When I talk to colleagues around the world treating Long COVID, they are excited and encouraged about the improvements.
Using the “poor man’s CPET,” I have picked up on post exertional desaturation – which suggests an impairment in the respiratory chain somewhere. I think it’s at the mitochondrial level. The autonomic dysregulation is also mysterious. This is a theory that I have that I cannot prove yet. I think the fatigue is a little bit physical, but most of it is neurological. What I mean is the brain is so injured that any activity — whether cognitive or exertional, taxes the brain and leaves the patient with profound fatigue. Here’s an example: In order for a long COVID patient to just talk to me on the phone, they have to rest before the event and will be wiped out for days afterwards.

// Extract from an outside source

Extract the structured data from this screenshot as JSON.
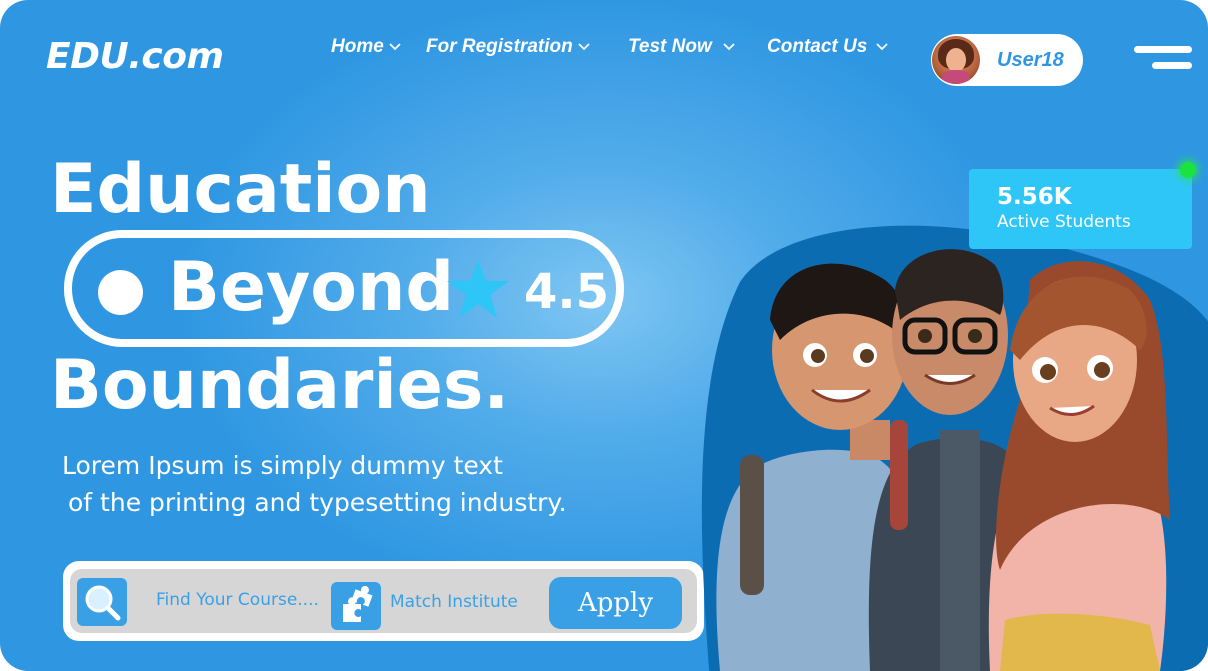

I think we need a grass roots movement of caring hyperbaric medicine doctors and Long COVID patients to collectively become a force to reckon with. A coalition like that needs to lobby their Congressional representatives. We need the “HBOT Help for Long COVID” cause to “go viral” faster than the original pandemic. We need podcasts and You Tube channels to call attention to the need for and the value of HBOT in Long COVID. Other hyperbaric physicians should pursue insurance appeals. The payers should come to expect that physicians will pursue appeals to the fullest extent. They will come to understand the demand for HBOT and that HBOT is a useful adjunct to other interventions such as lifestyle modification and rehabilitative programs. I want hyperbaric medicine to be used off label appropriately. Using HBOT for Long COVID is ethical. We need physician autonomy back by which we can appropriately combat a disease by providing a drug because of its mechanism of action and not it’s labeling. Long COVID is the pandemic sequelae. We cannot ignore it any more than we could ignore the pandemic. The economic impact is already severe, so let’s not add to it by ignoring a viable treatment option.
Long COVID is our second pandemic. These are the forgotten patients who are alive but not living. They are usually women more than men, and ages 30-55. They cannot function, they cannot work, they’ve had to give up their careers to pursue finding an answer to their illness. My observation is that the people who suffer the most were formerly high functioning people at the top of their careers, managing complex tasks and multiple responsibilities. They remember who they used to be and are frustrated beyond description by their current limitations. There aren’t any answers for them yet. When I think about the economic impact COVID had on the planet when the world shut down, the silent killer is going to be the elimination of the productive individuals form the work force. Our society, and the funding for all our social programs, depends on a working population. The population is rapidly aging. It will collapse entirely if the decreasing percentage of individuals at the peak of their productivity are unable to work and pay taxes. Treating Long COVID is necessary for the future of the entire country, and HBOT is a safe way to make them better.